Ophthalmology Department, Gaziantep Islam Science and Technology University, Gaziantep, Turkey.
Ophthalmology Department, Gaziantep Islam Science and Technology University, Gaziantep, Turkey.
Int J Med Inform. 2024 Nov;191:105592. doi: 10.1016/j.ijmedinf.2024.105592. Epub 2024 Aug 16.
Strabismus is a common eye condition affecting both children and adults. Effective patient education is crucial for informed decision-making, but traditional methods often lack accessibility and engagement. Chatbots powered by AI have emerged as a promising solution.
This study aims to evaluate and compare the performance of three chatbots (ChatGPT, Bard, and Copilot) and a reliable website (AAPOS) in answering real patient questions about strabismus.
Three chatbots (ChatGPT, Bard, and Copilot) were compared to a reliable website (AAPOS) using real patient questions. Metrics included accuracy (SOLO taxonomy), understandability/actionability (PEMAT), and readability (Flesch-Kincaid). We also performed a sentiment analysis to capture the emotional tone and impact of the responses.
The AAPOS achieved the highest mean SOLO score (4.14 ± 0.47), followed by Bard, Copilot, and ChatGPT. Bard scored highest on both PEMAT-U (74.8 ± 13.3) and PEMAT-A (66.2 ± 13.6) measures. Flesch-Kincaid Ease Scores revealed the AAPOS as the easiest to read (mean score: 55.8 ± 14.11), closely followed by Copilot. ChatGPT, and Bard had lower scores on readability. The sentiment analysis revealed exciting differences.

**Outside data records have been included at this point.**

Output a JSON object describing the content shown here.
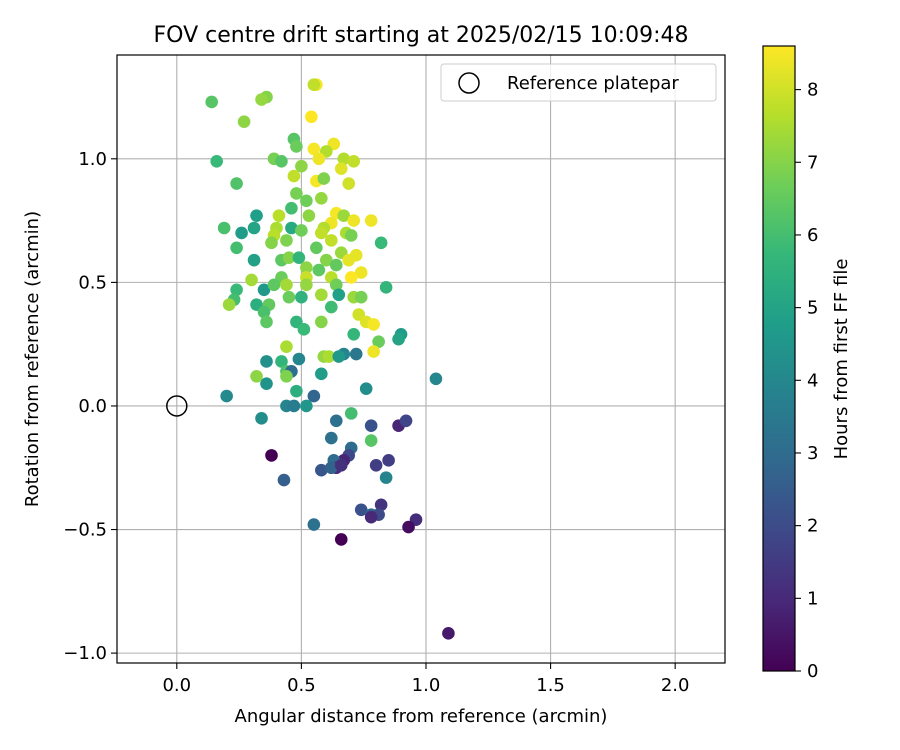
{
  "chart_data": {
    "type": "scatter",
    "title": "FOV centre drift starting at 2025/02/15 10:09:48",
    "xlabel": "Angular distance from reference (arcmin)",
    "ylabel": "Rotation from reference (arcmin)",
    "xlim": [
      -0.24,
      2.2
    ],
    "ylim": [
      -1.04,
      1.42
    ],
    "xticks": [
      0.0,
      0.5,
      1.0,
      1.5,
      2.0
    ],
    "xtick_labels": [
      "0.0",
      "0.5",
      "1.0",
      "1.5",
      "2.0"
    ],
    "yticks": [
      -1.0,
      -0.5,
      0.0,
      0.5,
      1.0
    ],
    "ytick_labels": [
      "−1.0",
      "−0.5",
      "0.0",
      "0.5",
      "1.0"
    ],
    "grid": true,
    "legend": {
      "position": "top-right",
      "entries": [
        "Reference platepar"
      ]
    },
    "reference_point": {
      "x": 0.0,
      "y": 0.0
    },
    "colorbar": {
      "label": "Hours from first FF file",
      "min": 0,
      "max": 8.6,
      "ticks": [
        0,
        1,
        2,
        3,
        4,
        5,
        6,
        7,
        8
      ],
      "tick_labels": [
        "0",
        "1",
        "2",
        "3",
        "4",
        "5",
        "6",
        "7",
        "8"
      ],
      "colormap": "viridis",
      "colormap_stops": [
        "#440154",
        "#482878",
        "#3e4989",
        "#31688e",
        "#26828e",
        "#1f9e89",
        "#35b779",
        "#6ece58",
        "#b5de2b",
        "#fde725"
      ]
    },
    "series": [
      {
        "points": [
          {
            "x": 0.56,
            "y": 1.3,
            "c": 8.5
          },
          {
            "x": 0.55,
            "y": 1.3,
            "c": 7.8
          },
          {
            "x": 0.14,
            "y": 1.23,
            "c": 6.3
          },
          {
            "x": 0.36,
            "y": 1.25,
            "c": 7.0
          },
          {
            "x": 0.34,
            "y": 1.24,
            "c": 7.2
          },
          {
            "x": 0.54,
            "y": 1.17,
            "c": 8.6
          },
          {
            "x": 0.27,
            "y": 1.15,
            "c": 7.1
          },
          {
            "x": 0.47,
            "y": 1.08,
            "c": 6.3
          },
          {
            "x": 0.63,
            "y": 1.06,
            "c": 8.4
          },
          {
            "x": 0.48,
            "y": 1.05,
            "c": 6.6
          },
          {
            "x": 0.55,
            "y": 1.04,
            "c": 8.5
          },
          {
            "x": 0.6,
            "y": 1.03,
            "c": 7.6
          },
          {
            "x": 0.57,
            "y": 1.0,
            "c": 8.4
          },
          {
            "x": 0.16,
            "y": 0.99,
            "c": 5.8
          },
          {
            "x": 0.39,
            "y": 1.0,
            "c": 6.8
          },
          {
            "x": 0.42,
            "y": 0.99,
            "c": 6.3
          },
          {
            "x": 0.67,
            "y": 1.0,
            "c": 7.6
          },
          {
            "x": 0.71,
            "y": 0.99,
            "c": 7.8
          },
          {
            "x": 0.5,
            "y": 0.97,
            "c": 7.1
          },
          {
            "x": 0.66,
            "y": 0.96,
            "c": 8.2
          },
          {
            "x": 0.47,
            "y": 0.93,
            "c": 7.8
          },
          {
            "x": 0.56,
            "y": 0.91,
            "c": 8.5
          },
          {
            "x": 0.69,
            "y": 0.9,
            "c": 8.0
          },
          {
            "x": 0.24,
            "y": 0.9,
            "c": 6.2
          },
          {
            "x": 0.59,
            "y": 0.92,
            "c": 6.9
          },
          {
            "x": 0.48,
            "y": 0.86,
            "c": 6.8
          },
          {
            "x": 0.52,
            "y": 0.83,
            "c": 6.7
          },
          {
            "x": 0.58,
            "y": 0.84,
            "c": 7.2
          },
          {
            "x": 0.46,
            "y": 0.8,
            "c": 6.0
          },
          {
            "x": 0.64,
            "y": 0.78,
            "c": 8.5
          },
          {
            "x": 0.32,
            "y": 0.77,
            "c": 4.8
          },
          {
            "x": 0.41,
            "y": 0.77,
            "c": 7.7
          },
          {
            "x": 0.53,
            "y": 0.77,
            "c": 7.1
          },
          {
            "x": 0.67,
            "y": 0.77,
            "c": 7.3
          },
          {
            "x": 0.71,
            "y": 0.75,
            "c": 8.4
          },
          {
            "x": 0.78,
            "y": 0.75,
            "c": 8.4
          },
          {
            "x": 0.62,
            "y": 0.74,
            "c": 8.4
          },
          {
            "x": 0.59,
            "y": 0.72,
            "c": 7.6
          },
          {
            "x": 0.19,
            "y": 0.72,
            "c": 6.1
          },
          {
            "x": 0.31,
            "y": 0.72,
            "c": 5.0
          },
          {
            "x": 0.4,
            "y": 0.72,
            "c": 7.5
          },
          {
            "x": 0.46,
            "y": 0.72,
            "c": 5.2
          },
          {
            "x": 0.5,
            "y": 0.71,
            "c": 6.7
          },
          {
            "x": 0.58,
            "y": 0.7,
            "c": 7.8
          },
          {
            "x": 0.68,
            "y": 0.7,
            "c": 7.5
          },
          {
            "x": 0.7,
            "y": 0.69,
            "c": 6.8
          },
          {
            "x": 0.26,
            "y": 0.7,
            "c": 4.7
          },
          {
            "x": 0.39,
            "y": 0.69,
            "c": 7.7
          },
          {
            "x": 0.44,
            "y": 0.67,
            "c": 6.9
          },
          {
            "x": 0.38,
            "y": 0.66,
            "c": 7.0
          },
          {
            "x": 0.62,
            "y": 0.67,
            "c": 7.8
          },
          {
            "x": 0.82,
            "y": 0.66,
            "c": 5.8
          },
          {
            "x": 0.24,
            "y": 0.64,
            "c": 6.0
          },
          {
            "x": 0.56,
            "y": 0.64,
            "c": 6.5
          },
          {
            "x": 0.66,
            "y": 0.62,
            "c": 7.3
          },
          {
            "x": 0.72,
            "y": 0.61,
            "c": 8.3
          },
          {
            "x": 0.31,
            "y": 0.59,
            "c": 4.9
          },
          {
            "x": 0.42,
            "y": 0.59,
            "c": 6.4
          },
          {
            "x": 0.45,
            "y": 0.6,
            "c": 7.0
          },
          {
            "x": 0.49,
            "y": 0.6,
            "c": 5.6
          },
          {
            "x": 0.6,
            "y": 0.59,
            "c": 7.0
          },
          {
            "x": 0.64,
            "y": 0.57,
            "c": 6.5
          },
          {
            "x": 0.69,
            "y": 0.59,
            "c": 8.3
          },
          {
            "x": 0.52,
            "y": 0.56,
            "c": 7.1
          },
          {
            "x": 0.57,
            "y": 0.55,
            "c": 6.4
          },
          {
            "x": 0.74,
            "y": 0.54,
            "c": 8.4
          },
          {
            "x": 0.3,
            "y": 0.51,
            "c": 7.4
          },
          {
            "x": 0.42,
            "y": 0.52,
            "c": 6.6
          },
          {
            "x": 0.52,
            "y": 0.52,
            "c": 7.9
          },
          {
            "x": 0.62,
            "y": 0.52,
            "c": 7.7
          },
          {
            "x": 0.7,
            "y": 0.52,
            "c": 8.6
          },
          {
            "x": 0.24,
            "y": 0.47,
            "c": 5.8
          },
          {
            "x": 0.35,
            "y": 0.47,
            "c": 4.6
          },
          {
            "x": 0.39,
            "y": 0.49,
            "c": 6.4
          },
          {
            "x": 0.44,
            "y": 0.49,
            "c": 7.4
          },
          {
            "x": 0.52,
            "y": 0.49,
            "c": 7.2
          },
          {
            "x": 0.64,
            "y": 0.49,
            "c": 6.7
          },
          {
            "x": 0.84,
            "y": 0.48,
            "c": 5.6
          },
          {
            "x": 0.23,
            "y": 0.43,
            "c": 6.0
          },
          {
            "x": 0.45,
            "y": 0.44,
            "c": 6.6
          },
          {
            "x": 0.5,
            "y": 0.44,
            "c": 5.5
          },
          {
            "x": 0.58,
            "y": 0.45,
            "c": 7.4
          },
          {
            "x": 0.65,
            "y": 0.45,
            "c": 4.9
          },
          {
            "x": 0.71,
            "y": 0.44,
            "c": 7.3
          },
          {
            "x": 0.74,
            "y": 0.44,
            "c": 6.8
          },
          {
            "x": 0.21,
            "y": 0.41,
            "c": 7.3
          },
          {
            "x": 0.32,
            "y": 0.41,
            "c": 5.4
          },
          {
            "x": 0.37,
            "y": 0.41,
            "c": 6.5
          },
          {
            "x": 0.62,
            "y": 0.4,
            "c": 5.9
          },
          {
            "x": 0.35,
            "y": 0.38,
            "c": 6.1
          },
          {
            "x": 0.73,
            "y": 0.37,
            "c": 8.0
          },
          {
            "x": 0.48,
            "y": 0.34,
            "c": 5.6
          },
          {
            "x": 0.58,
            "y": 0.34,
            "c": 7.0
          },
          {
            "x": 0.36,
            "y": 0.34,
            "c": 6.4
          },
          {
            "x": 0.76,
            "y": 0.34,
            "c": 8.2
          },
          {
            "x": 0.79,
            "y": 0.33,
            "c": 8.5
          },
          {
            "x": 0.51,
            "y": 0.31,
            "c": 5.8
          },
          {
            "x": 0.71,
            "y": 0.29,
            "c": 5.7
          },
          {
            "x": 0.9,
            "y": 0.29,
            "c": 4.7
          },
          {
            "x": 0.89,
            "y": 0.27,
            "c": 5.0
          },
          {
            "x": 0.81,
            "y": 0.26,
            "c": 6.6
          },
          {
            "x": 0.44,
            "y": 0.24,
            "c": 7.5
          },
          {
            "x": 0.79,
            "y": 0.22,
            "c": 8.4
          },
          {
            "x": 0.67,
            "y": 0.21,
            "c": 3.9
          },
          {
            "x": 0.72,
            "y": 0.21,
            "c": 3.4
          },
          {
            "x": 0.59,
            "y": 0.2,
            "c": 7.2
          },
          {
            "x": 0.61,
            "y": 0.2,
            "c": 7.5
          },
          {
            "x": 0.65,
            "y": 0.2,
            "c": 4.6
          },
          {
            "x": 0.49,
            "y": 0.19,
            "c": 4.0
          },
          {
            "x": 0.36,
            "y": 0.18,
            "c": 4.3
          },
          {
            "x": 0.42,
            "y": 0.18,
            "c": 5.6
          },
          {
            "x": 0.44,
            "y": 0.14,
            "c": 6.2
          },
          {
            "x": 0.46,
            "y": 0.14,
            "c": 3.1
          },
          {
            "x": 0.58,
            "y": 0.13,
            "c": 4.7
          },
          {
            "x": 0.32,
            "y": 0.12,
            "c": 7.1
          },
          {
            "x": 0.44,
            "y": 0.12,
            "c": 6.9
          },
          {
            "x": 1.04,
            "y": 0.11,
            "c": 4.0
          },
          {
            "x": 0.36,
            "y": 0.09,
            "c": 4.4
          },
          {
            "x": 0.76,
            "y": 0.07,
            "c": 4.2
          },
          {
            "x": 0.48,
            "y": 0.06,
            "c": 5.4
          },
          {
            "x": 0.2,
            "y": 0.04,
            "c": 4.1
          },
          {
            "x": 0.55,
            "y": 0.04,
            "c": 2.8
          },
          {
            "x": 0.44,
            "y": 0.0,
            "c": 3.9
          },
          {
            "x": 0.47,
            "y": 0.0,
            "c": 3.6
          },
          {
            "x": 0.52,
            "y": 0.0,
            "c": 4.5
          },
          {
            "x": 0.7,
            "y": -0.03,
            "c": 6.0
          },
          {
            "x": 0.34,
            "y": -0.05,
            "c": 4.2
          },
          {
            "x": 0.64,
            "y": -0.06,
            "c": 3.2
          },
          {
            "x": 0.78,
            "y": -0.08,
            "c": 2.2
          },
          {
            "x": 0.89,
            "y": -0.08,
            "c": 0.9
          },
          {
            "x": 0.92,
            "y": -0.06,
            "c": 1.8
          },
          {
            "x": 0.62,
            "y": -0.13,
            "c": 3.2
          },
          {
            "x": 0.78,
            "y": -0.14,
            "c": 6.3
          },
          {
            "x": 0.7,
            "y": -0.17,
            "c": 3.0
          },
          {
            "x": 0.38,
            "y": -0.2,
            "c": 0.0
          },
          {
            "x": 0.69,
            "y": -0.2,
            "c": 1.9
          },
          {
            "x": 0.67,
            "y": -0.22,
            "c": 0.9
          },
          {
            "x": 0.63,
            "y": -0.22,
            "c": 3.0
          },
          {
            "x": 0.85,
            "y": -0.22,
            "c": 1.6
          },
          {
            "x": 0.64,
            "y": -0.25,
            "c": 1.0
          },
          {
            "x": 0.8,
            "y": -0.24,
            "c": 1.6
          },
          {
            "x": 0.58,
            "y": -0.26,
            "c": 2.3
          },
          {
            "x": 0.62,
            "y": -0.25,
            "c": 2.7
          },
          {
            "x": 0.66,
            "y": -0.24,
            "c": 1.2
          },
          {
            "x": 0.43,
            "y": -0.3,
            "c": 2.6
          },
          {
            "x": 0.84,
            "y": -0.29,
            "c": 3.9
          },
          {
            "x": 0.82,
            "y": -0.4,
            "c": 1.3
          },
          {
            "x": 0.74,
            "y": -0.42,
            "c": 2.2
          },
          {
            "x": 0.78,
            "y": -0.44,
            "c": 2.8
          },
          {
            "x": 0.81,
            "y": -0.44,
            "c": 2.0
          },
          {
            "x": 0.78,
            "y": -0.45,
            "c": 1.0
          },
          {
            "x": 0.96,
            "y": -0.46,
            "c": 1.1
          },
          {
            "x": 0.93,
            "y": -0.49,
            "c": 0.3
          },
          {
            "x": 0.55,
            "y": -0.48,
            "c": 3.2
          },
          {
            "x": 0.66,
            "y": -0.54,
            "c": 0.0
          },
          {
            "x": 1.09,
            "y": -0.92,
            "c": 0.6
          }
        ]
      }
    ]
  }
}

Chatbots, particularly Bard and Copilot, show promise in patient education for strabismus with strengths in understandability and actionability. However, the AAPOS website outperformed in accuracy and readability.
斜视是一种常见的眼部疾病,影响儿童和成人。有效的患者教育对于知情决策至关重要,但传统方法往往缺乏可及性和参与度。人工智能驱动的聊天机器人已经成为一种有前途的解决方案。
本研究旨在评估和比较三种聊天机器人(ChatGPT、Bard 和 Copilot)和一个可靠网站(AAPOS)在回答斜视相关真实患者问题方面的表现。
使用真实患者问题比较三种聊天机器人(ChatGPT、Bard 和 Copilot)和一个可靠网站(AAPOS)。评估指标包括准确性(SOLO 分类法)、可理解性/可操作性(PEMAT)和可读性(Flesch-Kincaid)。我们还进行了情感分析,以捕捉回复的情感基调。
AAPOS 的平均 SOLO 得分最高(4.14±0.47),其次是 Bard、Copilot 和 ChatGPT。Bard 在 PEMAT-U(74.8±13.3)和 PEMAT-A(66.2±13.6)方面得分最高。Flesch-Kincaid 易读性得分显示 AAPOS 最易读(平均得分:55.8±14.11),紧随其后的是 Copilot。ChatGPT 和 Bard 的可读性得分较低。情感分析显示出令人兴奋的差异。
聊天机器人,特别是 Bard 和 Copilot,在斜视患者教育方面具有潜力,在可理解性和可操作性方面具有优势。然而,AAPOS 网站在准确性和可读性方面表现更为出色。